With the game scoreless through the first two periods, the two sides became visibly agitated with one another. But rather than take out their frustrations out on the scoreboard, they took it out on each other. By the end of second stanza, the Sharks led the charge with 31 penalty minutes to Nashville’s 29.

While the Preds were the ones with multiple players simultaneously in the sin bin, it was Sharks winger Evander Kane who racked up a staggering 19 penalty minutes resulting from a tussle with Nashville's Auston Watson. Being without the power forward for almost the entire third period visibly took its toll on San Jose, which continued its dance in and out of the box into the third frame.

The PK was overworked 

San Jose's league-leading penalty kill wasn't its normal self last weekend, but it looked strong and sturdy Tuesday night in Nashville. It was a good thing, too, considering how many times the Sharks found themselves shorthanded, particularly early on.

Unfortunately, the abundance of penalties eventually wore San Jose’s PK down and Nashville was able to find the back of the net on a power play with less than 10 minutes left to play. It's been said before, but clearly it needs to be said again: The Sharks need to clean their game up and give the penalty kill a break so they don’t burn out.

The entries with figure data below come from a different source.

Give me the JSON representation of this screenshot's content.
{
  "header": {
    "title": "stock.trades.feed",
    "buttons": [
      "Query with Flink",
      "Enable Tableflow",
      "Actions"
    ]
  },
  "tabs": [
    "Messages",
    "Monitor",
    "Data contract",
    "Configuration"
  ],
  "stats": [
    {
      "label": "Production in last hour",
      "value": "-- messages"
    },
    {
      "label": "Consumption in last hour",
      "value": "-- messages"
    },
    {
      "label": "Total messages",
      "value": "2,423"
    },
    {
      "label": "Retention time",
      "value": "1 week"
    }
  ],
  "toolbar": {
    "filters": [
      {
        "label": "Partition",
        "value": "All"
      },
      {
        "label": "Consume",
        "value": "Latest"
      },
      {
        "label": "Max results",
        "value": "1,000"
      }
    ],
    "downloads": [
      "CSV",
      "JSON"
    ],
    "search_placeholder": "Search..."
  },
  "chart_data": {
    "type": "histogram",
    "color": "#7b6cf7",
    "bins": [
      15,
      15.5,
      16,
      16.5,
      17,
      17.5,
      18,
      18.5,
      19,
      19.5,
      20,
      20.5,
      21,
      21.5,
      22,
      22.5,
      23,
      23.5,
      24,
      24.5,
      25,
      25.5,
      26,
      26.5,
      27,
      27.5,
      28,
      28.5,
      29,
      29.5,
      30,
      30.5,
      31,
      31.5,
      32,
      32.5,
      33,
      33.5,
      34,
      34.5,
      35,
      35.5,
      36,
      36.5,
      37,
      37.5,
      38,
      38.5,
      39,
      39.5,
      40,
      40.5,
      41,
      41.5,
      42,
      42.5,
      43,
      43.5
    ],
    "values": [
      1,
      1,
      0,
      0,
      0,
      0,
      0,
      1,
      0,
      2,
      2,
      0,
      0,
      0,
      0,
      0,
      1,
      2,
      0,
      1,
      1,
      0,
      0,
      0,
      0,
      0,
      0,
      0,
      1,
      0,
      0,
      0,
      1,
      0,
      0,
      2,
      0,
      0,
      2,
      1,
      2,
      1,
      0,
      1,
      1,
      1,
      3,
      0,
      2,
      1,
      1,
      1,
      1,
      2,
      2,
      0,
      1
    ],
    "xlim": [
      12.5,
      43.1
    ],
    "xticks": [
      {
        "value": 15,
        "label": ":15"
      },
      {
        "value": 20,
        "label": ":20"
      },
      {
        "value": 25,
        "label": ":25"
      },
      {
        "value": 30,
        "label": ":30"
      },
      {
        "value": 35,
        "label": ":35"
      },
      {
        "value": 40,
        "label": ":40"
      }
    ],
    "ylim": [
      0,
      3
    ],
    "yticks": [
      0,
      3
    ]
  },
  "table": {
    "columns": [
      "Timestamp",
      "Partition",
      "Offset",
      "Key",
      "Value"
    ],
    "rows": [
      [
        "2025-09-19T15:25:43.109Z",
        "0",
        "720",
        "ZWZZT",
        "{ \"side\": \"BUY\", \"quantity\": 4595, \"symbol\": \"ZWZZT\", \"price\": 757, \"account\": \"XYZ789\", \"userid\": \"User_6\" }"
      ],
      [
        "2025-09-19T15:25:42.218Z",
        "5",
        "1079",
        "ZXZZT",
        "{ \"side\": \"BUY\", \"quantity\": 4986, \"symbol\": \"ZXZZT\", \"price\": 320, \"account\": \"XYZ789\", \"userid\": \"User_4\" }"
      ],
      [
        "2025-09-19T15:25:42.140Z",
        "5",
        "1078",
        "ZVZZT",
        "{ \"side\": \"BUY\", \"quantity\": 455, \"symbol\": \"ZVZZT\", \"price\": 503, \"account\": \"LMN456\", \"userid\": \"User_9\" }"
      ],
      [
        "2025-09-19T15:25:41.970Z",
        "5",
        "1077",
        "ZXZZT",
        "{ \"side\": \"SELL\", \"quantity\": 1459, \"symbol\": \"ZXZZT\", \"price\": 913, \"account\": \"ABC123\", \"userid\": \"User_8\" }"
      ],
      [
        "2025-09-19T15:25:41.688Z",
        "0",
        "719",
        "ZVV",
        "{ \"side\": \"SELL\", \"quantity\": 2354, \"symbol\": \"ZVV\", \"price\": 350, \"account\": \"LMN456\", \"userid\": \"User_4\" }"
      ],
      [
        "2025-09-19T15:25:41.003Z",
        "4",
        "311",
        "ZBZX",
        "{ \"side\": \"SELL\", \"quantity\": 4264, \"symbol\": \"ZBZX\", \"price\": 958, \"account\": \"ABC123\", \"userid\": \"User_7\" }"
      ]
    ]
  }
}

[RELATED: Sharks' Simek to miss two weeks for minor knee procedure]

A better goalie matchup 

One of San Jose's biggest problems over the course of the road trip was that Martin Jones was outplayed by the netminder on the other end of the ice. That was not the case Tuesday night in Nashville, as Jones and Juuse Saros traded off making big saves up until Nick Bonino put the Predators up 1-0 in the third frame.

Jones had a particularly nice sprawling save on a four-minute penalty kill in the first period, which could have put the Sharks in a 1-0 hole pretty quickly. Perhaps the standard is too low for a team of San Jose's talent level, but after the rough weekend the Sharks had, they deserve credit for getting out of the first period with a scoreless tie. Avoiding an early deficit clearly gave San Jose a boost of energy, which persisted throughout the game. Well, at least until all of the fights started.